Porkpie, that's 6 people helping, not two.

comediewithme · 09/08/2014 10:44

I think YABU. I was a bridesmaid recently and bought my own dress and shoes, and paid for my own hair. Which I personally do think was unreasonable but she is my dear friend and didn't have much money. We made the favours and table decorations ourselves, we set up the tables on the day, and the room the evening before. We drove ourselves there and yes, we were all ready before 11.30am.

Being told you can wear your hair how you want and wear whatever make up you want and whatever shoes you want? Mmmm. Yeah. I can see why you'd be annoyed Hmm

daiseehope · 09/08/2014 10:46

Bridesmaidzilla perhaps? Chill out sweetie.

NoodleOodle · 09/08/2014 11:05

Forget about the matching BMs issue, wear what you have that goes with the dress and any new things only without over-stretching your budget. Matching dresses is enough.

You need to write an email like the one above, and consider copying in the rest of the bridal party as long as she won't take that as an insult (which is a possibility if she feels criticised over organisational skills).

YouGotTime · 09/08/2014 11:29

It takes me more than 10 minutes to set my table for a dinner party for four light let alone 100 for a wedding.

OP I feel for you. The day sounds fraught with possibilities for disaster.

MassaAttack · 09/08/2014 12:09

Two of you will not be able to set up 100 place settings, and decorate, in under three hours.

Either the venue will be unfinished, or £600 of frock will be polishing cutlery whilst the bride and groom take their vows.

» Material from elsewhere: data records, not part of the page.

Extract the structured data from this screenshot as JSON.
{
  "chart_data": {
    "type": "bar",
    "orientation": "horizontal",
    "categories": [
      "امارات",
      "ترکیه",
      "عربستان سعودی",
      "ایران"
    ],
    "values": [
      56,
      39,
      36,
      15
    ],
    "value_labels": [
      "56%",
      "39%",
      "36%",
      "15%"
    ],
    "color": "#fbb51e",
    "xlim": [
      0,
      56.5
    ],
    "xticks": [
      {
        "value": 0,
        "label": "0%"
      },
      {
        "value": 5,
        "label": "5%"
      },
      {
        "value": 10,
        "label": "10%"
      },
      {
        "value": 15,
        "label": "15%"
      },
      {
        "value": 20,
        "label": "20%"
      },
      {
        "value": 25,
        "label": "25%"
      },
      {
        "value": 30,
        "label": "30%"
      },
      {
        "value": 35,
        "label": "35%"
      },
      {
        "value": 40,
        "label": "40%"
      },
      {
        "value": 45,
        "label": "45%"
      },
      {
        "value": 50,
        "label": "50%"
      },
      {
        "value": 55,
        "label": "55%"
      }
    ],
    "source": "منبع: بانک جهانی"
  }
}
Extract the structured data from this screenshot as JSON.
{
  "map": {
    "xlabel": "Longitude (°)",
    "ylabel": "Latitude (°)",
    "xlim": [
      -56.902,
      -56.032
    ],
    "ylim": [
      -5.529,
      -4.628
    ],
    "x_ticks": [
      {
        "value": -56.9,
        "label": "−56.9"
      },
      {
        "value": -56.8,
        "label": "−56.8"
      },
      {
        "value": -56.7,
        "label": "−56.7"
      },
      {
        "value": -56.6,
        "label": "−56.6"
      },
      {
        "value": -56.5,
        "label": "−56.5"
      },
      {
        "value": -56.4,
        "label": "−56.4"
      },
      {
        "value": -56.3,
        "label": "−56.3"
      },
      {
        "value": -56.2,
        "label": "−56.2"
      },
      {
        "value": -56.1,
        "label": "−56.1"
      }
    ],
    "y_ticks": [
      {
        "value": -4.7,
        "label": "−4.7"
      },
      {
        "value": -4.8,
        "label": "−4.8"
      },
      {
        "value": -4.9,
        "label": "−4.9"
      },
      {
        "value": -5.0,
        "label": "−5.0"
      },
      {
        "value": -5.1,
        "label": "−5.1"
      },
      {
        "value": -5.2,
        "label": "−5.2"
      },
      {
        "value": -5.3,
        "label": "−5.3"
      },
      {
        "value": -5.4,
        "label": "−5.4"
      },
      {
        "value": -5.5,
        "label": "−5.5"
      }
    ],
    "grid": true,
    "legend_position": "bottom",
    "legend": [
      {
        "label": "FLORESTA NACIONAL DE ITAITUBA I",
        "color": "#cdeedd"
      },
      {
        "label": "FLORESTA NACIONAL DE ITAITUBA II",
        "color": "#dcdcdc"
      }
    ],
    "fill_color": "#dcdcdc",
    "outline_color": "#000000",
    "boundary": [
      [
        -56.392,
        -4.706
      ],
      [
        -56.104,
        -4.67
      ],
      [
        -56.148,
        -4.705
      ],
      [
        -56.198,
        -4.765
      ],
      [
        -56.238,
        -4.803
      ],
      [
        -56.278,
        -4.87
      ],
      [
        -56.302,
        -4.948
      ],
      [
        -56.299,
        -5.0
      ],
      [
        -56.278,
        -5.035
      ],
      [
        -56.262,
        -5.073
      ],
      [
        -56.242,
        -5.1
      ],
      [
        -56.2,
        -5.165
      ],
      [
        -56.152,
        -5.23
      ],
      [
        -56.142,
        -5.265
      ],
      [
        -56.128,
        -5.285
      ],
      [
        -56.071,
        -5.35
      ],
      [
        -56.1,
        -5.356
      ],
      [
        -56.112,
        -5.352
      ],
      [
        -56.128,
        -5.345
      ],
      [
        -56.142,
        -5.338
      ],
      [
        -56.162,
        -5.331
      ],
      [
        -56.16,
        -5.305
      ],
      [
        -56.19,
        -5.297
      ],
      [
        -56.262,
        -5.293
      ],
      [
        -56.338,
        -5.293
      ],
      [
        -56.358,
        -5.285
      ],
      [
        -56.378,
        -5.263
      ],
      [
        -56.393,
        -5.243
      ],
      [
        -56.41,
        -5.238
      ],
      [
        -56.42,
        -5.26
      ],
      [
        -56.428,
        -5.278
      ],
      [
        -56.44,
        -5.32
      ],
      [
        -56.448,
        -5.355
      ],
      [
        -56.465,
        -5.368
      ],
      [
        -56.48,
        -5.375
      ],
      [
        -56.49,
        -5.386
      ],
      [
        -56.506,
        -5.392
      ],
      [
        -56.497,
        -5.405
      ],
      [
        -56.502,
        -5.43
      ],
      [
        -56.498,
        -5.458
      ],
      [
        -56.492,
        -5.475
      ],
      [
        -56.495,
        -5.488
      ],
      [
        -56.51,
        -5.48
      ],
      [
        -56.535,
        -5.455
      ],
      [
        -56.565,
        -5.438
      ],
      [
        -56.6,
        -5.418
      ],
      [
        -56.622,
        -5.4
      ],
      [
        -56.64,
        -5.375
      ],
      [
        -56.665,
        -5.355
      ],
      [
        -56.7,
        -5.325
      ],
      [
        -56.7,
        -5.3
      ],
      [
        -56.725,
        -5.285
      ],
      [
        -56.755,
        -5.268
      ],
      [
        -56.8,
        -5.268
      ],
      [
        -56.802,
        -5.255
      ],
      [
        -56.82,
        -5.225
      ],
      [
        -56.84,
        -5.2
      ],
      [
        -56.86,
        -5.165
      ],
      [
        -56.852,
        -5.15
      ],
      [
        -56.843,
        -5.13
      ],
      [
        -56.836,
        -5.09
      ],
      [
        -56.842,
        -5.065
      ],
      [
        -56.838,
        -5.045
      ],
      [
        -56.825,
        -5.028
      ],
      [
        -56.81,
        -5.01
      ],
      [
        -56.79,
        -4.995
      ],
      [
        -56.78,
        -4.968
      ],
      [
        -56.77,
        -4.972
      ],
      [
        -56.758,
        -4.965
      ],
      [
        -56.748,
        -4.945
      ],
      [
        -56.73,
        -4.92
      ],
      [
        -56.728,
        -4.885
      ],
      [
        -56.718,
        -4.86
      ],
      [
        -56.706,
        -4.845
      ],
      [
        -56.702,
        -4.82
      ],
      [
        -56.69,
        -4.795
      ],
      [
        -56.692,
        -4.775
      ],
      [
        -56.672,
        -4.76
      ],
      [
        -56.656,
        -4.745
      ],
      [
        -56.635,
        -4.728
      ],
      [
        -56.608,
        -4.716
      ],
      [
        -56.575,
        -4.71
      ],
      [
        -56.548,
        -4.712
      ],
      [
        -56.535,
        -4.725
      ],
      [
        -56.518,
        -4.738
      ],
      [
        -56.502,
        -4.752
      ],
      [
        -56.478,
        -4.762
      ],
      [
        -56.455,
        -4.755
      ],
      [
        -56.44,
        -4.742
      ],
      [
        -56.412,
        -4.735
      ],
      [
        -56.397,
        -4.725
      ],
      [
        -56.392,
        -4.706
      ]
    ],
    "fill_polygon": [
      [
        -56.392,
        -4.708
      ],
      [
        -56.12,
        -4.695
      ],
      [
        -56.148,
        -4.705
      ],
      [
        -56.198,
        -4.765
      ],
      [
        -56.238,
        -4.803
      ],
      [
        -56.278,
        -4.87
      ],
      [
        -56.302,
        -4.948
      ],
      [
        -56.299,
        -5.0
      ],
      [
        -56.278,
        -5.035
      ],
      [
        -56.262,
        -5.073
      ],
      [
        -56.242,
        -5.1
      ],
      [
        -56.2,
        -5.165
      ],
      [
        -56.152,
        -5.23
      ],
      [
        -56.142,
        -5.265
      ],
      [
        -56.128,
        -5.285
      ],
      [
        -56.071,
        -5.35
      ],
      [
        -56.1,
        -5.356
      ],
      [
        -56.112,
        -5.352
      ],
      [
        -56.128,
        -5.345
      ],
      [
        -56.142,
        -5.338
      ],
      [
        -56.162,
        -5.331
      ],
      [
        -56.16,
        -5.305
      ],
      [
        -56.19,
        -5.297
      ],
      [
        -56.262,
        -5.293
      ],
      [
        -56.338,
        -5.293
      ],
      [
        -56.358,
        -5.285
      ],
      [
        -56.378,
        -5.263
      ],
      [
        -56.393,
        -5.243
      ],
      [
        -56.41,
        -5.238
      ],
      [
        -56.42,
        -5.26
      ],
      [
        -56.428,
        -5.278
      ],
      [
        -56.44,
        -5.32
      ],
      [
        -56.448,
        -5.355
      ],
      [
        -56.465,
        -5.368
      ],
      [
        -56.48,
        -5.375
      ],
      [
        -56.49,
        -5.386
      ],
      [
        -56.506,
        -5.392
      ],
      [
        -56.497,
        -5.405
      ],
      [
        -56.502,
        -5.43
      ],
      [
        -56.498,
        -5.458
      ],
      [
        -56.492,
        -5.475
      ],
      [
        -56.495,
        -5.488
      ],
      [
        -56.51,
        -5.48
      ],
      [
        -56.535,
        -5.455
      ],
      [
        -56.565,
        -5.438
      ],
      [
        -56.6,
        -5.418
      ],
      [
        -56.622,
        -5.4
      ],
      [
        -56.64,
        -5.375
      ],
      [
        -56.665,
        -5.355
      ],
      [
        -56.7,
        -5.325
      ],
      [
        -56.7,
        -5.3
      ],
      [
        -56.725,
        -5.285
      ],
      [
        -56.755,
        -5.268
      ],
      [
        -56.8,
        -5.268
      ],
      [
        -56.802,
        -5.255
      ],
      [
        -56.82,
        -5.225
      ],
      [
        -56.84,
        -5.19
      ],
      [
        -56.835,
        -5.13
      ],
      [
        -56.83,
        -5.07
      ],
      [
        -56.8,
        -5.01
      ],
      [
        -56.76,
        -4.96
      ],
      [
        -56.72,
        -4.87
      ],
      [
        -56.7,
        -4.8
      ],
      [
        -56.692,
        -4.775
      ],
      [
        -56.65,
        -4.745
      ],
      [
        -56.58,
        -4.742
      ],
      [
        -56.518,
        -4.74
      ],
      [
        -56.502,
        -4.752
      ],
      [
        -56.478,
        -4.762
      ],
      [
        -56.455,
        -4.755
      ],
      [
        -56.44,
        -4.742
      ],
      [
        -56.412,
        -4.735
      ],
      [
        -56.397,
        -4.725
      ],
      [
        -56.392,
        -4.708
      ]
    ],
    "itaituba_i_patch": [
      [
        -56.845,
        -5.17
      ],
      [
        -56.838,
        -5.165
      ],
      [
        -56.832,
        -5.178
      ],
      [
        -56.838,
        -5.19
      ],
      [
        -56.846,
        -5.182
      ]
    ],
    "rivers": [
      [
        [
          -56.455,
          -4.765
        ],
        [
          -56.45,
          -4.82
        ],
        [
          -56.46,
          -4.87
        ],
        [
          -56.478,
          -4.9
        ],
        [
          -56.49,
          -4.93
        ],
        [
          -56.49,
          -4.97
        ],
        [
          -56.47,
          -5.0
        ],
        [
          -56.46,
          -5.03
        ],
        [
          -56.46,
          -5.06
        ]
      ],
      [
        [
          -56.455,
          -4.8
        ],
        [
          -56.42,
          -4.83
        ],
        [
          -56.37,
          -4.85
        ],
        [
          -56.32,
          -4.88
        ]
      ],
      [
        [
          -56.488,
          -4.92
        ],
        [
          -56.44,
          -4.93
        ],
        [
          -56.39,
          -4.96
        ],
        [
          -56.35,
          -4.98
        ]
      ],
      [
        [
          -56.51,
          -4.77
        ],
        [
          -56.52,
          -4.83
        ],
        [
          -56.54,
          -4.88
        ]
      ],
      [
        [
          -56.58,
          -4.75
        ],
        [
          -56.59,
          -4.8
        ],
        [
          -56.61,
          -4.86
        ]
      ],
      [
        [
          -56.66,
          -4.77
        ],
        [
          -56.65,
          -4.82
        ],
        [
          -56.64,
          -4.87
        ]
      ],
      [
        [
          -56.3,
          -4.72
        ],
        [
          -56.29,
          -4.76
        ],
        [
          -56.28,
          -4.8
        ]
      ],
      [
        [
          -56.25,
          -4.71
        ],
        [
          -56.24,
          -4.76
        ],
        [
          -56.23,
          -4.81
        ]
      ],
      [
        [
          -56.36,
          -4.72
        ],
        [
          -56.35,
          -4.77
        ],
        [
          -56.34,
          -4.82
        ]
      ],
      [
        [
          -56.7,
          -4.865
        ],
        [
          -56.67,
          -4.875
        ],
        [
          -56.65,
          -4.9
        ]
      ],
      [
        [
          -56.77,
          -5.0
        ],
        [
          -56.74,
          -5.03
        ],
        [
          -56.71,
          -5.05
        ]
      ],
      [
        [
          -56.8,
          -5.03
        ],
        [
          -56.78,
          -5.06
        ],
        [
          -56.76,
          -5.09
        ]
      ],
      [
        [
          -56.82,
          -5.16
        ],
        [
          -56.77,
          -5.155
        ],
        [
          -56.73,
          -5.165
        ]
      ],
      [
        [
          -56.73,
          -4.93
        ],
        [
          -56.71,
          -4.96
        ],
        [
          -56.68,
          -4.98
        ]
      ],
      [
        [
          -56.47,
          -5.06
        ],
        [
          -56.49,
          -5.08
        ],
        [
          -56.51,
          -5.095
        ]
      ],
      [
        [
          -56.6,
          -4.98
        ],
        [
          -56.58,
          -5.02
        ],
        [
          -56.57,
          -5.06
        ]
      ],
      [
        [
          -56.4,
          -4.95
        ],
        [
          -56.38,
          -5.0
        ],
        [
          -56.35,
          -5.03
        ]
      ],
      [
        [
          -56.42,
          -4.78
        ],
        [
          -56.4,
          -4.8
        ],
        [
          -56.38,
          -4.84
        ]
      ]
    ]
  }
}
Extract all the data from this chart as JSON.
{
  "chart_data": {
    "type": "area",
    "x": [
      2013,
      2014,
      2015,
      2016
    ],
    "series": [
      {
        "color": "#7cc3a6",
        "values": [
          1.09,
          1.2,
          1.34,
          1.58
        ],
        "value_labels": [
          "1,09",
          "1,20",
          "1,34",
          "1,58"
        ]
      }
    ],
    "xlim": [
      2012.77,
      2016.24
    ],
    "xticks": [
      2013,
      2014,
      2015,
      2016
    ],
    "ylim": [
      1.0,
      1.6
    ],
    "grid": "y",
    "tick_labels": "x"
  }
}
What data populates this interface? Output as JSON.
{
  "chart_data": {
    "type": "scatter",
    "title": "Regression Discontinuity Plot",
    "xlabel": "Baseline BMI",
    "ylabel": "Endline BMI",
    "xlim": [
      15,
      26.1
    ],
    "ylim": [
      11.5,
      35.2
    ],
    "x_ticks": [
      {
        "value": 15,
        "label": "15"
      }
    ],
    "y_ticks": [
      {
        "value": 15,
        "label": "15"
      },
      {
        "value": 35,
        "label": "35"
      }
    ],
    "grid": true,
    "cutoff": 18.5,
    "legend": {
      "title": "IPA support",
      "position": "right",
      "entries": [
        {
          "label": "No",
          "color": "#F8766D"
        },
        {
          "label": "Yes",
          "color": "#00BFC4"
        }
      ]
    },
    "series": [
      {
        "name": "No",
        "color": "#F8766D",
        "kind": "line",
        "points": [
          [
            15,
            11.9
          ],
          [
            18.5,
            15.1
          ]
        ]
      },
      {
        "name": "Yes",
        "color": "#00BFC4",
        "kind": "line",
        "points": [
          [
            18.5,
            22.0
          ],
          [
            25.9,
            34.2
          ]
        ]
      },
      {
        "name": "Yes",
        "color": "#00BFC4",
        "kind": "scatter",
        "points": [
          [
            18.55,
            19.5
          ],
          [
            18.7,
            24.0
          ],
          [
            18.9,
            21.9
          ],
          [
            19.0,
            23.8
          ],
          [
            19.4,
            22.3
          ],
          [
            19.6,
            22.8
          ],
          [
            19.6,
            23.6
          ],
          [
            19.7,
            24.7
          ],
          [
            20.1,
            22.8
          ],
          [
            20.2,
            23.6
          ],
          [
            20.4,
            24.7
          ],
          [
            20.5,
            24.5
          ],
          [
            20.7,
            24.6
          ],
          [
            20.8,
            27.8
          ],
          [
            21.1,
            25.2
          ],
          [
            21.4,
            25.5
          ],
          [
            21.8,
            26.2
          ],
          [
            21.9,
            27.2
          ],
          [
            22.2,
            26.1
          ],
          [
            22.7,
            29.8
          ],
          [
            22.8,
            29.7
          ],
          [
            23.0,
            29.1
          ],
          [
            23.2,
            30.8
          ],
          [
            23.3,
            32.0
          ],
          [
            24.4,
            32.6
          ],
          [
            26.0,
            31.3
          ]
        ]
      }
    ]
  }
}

Littleturkish · 09/08/2014 17:03

Have you told her that the plan for preparing the venue is not realistic?

She needs to pay the caterers if she doesn't have any other people she can ask to do it.

PorkPieandPickle · 09/08/2014 20:26

Yeh, badly worded, I was suggesting that similarly a couple of guests could be asked to arrive early.

Instead of telling your friend all the reasons everything is doomed to fail, why don't you work out what will work and tell her that?

If not, its probably best you just say no to helping because you obviously dont really want to- Bride would probably rather have people setting out that genuinely wanted to help.